J-WAFS Solutionsは、世界の水と食糧システムの生産性、入手しやすさ、および持続可能性を向上させるために、水と食品技術をMITの研究室から商品化に移行させるという使命を担っています。 

J-WAFS Solutionsは、主要な食糧および水の問題に委ねることができる技術に焦点を当てる、競争によって決定される申請プロセスを通してMITチームに毎年補助金を提供しています。これまでに、6つのプロジェクトに対して資金提供がおこなわれ、スピンアウト会社の1社はすでに営業を開始しています。インドの田舎のための安価な水フィルターから肉の細菌汚染物質を検出するセンサーなどの多様な技術の開発など、これらのプロジェクトは世界中の人々の生活を改善することを目指しています。 

次の段落では、これらのイニシアティブのほんの一部を選んで見てみましょう。

海水淡水化を持続可能にする

J-WAFS Solutionsが資金提供する研究プロジェクトおよび開発は様々ですが、それぞれが共通の目標に貢献することを目指しています。

例えば、電力工学科のカール・リチャード・ソーダ―バーグ教授およびMITの機械工学科部長であるガウ・チェン氏(Gang Chen)が率いるチームは、例えば分布スケールでの海水淡水化のための経済的技術の開発を目指しています。[9] 

淡水の貯蔵量が世界中で枯渇するにつれて、いくつかの地域では水の供給を爆発的に増やすためにより海水淡水化へ依存するようになってきています。  しかしながら、在来の海水淡水化プロセスは費用がかかり、多量のエネルギーを消費するものです。  したがって、クリーンかつ効率的に海水淡水化を実施する方法を見つけることは、環境および商業的に非常に大きな関心事であり、ガウ・チェン氏の革新は重要な意味を持つ希望を提供します。 

このチームは、オンサイトで淡水を生成するために、海上や湖面に浮遊することができる特殊な防水シート建築物(波長選択性があり、断熱された、太陽光発電型の蒸留器、または「WISPS」呼ばれています)を開発しています。

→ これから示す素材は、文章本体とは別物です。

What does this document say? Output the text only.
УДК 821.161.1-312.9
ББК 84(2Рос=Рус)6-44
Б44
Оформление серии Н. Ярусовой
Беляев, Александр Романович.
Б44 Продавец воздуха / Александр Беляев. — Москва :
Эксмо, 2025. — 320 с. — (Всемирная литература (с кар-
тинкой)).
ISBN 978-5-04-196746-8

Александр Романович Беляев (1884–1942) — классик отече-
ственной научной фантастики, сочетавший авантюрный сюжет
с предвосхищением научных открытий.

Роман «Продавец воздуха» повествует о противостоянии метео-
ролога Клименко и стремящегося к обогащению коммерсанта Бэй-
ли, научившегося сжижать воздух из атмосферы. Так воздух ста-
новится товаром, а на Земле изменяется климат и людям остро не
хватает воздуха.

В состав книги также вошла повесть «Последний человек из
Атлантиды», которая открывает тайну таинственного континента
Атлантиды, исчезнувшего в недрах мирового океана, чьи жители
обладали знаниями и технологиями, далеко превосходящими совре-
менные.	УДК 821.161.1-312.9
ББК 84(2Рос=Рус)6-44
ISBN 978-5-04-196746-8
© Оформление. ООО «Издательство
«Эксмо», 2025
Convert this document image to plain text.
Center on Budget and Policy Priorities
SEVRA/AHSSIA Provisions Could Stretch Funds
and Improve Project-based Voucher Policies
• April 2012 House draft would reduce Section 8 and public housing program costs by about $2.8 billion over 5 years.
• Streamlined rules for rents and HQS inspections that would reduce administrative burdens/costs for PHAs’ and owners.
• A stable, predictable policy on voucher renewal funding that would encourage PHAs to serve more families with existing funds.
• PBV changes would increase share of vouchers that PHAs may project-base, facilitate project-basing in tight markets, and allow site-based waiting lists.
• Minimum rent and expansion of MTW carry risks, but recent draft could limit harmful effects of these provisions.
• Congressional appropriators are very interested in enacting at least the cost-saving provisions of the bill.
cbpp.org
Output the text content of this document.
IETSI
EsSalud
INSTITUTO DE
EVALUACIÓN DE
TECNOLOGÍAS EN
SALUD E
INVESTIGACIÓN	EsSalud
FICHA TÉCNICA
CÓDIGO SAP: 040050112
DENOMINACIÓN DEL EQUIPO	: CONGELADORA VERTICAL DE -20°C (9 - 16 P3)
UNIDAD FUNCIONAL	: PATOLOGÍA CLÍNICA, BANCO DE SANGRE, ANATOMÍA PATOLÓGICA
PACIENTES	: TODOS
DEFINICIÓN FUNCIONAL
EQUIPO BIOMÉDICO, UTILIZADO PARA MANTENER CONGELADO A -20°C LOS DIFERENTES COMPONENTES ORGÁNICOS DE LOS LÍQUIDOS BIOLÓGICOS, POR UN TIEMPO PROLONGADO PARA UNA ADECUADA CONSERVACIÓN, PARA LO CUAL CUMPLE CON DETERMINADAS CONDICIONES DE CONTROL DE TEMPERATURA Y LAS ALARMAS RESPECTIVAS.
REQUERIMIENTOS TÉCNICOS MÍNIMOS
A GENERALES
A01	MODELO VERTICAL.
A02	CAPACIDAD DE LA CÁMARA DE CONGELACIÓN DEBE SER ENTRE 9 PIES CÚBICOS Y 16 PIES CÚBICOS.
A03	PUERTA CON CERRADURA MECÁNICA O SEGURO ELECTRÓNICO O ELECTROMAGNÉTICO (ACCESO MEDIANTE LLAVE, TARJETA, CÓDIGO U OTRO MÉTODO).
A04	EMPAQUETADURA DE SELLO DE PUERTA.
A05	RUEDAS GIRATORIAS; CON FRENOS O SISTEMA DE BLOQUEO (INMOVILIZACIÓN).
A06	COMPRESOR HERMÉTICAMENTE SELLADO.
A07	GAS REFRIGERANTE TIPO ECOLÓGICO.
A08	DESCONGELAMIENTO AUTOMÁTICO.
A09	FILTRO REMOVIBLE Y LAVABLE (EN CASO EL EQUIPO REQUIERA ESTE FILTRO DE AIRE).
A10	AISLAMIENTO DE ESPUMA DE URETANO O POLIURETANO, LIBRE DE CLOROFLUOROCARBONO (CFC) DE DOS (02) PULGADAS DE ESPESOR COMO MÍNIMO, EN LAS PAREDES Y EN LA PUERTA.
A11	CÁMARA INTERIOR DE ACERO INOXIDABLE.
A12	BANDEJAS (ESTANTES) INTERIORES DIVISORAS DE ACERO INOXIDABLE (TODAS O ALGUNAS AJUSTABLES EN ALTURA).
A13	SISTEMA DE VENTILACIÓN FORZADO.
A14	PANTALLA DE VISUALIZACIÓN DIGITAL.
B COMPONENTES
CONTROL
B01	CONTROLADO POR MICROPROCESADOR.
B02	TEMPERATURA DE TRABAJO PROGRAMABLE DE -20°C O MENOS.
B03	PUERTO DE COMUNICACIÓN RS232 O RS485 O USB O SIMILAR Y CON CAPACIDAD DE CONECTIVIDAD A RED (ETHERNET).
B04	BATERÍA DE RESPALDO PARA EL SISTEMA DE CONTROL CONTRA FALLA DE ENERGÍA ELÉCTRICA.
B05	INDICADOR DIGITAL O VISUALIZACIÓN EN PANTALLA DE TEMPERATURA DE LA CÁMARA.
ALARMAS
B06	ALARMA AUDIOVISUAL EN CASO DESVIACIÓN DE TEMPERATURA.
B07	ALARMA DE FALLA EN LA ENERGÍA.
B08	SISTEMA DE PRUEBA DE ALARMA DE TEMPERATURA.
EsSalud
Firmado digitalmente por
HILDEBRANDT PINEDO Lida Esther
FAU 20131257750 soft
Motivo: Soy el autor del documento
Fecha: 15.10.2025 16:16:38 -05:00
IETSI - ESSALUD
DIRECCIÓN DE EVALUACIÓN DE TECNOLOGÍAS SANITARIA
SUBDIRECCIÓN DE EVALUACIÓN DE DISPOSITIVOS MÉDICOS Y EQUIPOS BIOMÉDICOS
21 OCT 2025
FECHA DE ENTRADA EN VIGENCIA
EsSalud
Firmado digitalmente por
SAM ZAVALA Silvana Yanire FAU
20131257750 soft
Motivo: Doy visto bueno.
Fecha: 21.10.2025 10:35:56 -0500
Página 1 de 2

取付けが簡単で市販の材料で作られるWISPS建築物は、太陽光発電を利用して海水淡水化プロセスを稼働することができるいくつかの特性を備えています。  WISPSと簡単な水蒸気システムを組み合わせることで、チェン氏の革新は、低い初期投資コストと競争力のある生産コストで、海水からクリーンな水の生成を実現する可能性を持っています。

作物収穫量における大気汚染の影響の削減

もう1つの活気があるJ-WAFSプロジェクトは、作物の収穫量における大気汚染の影響を研究しています。[10]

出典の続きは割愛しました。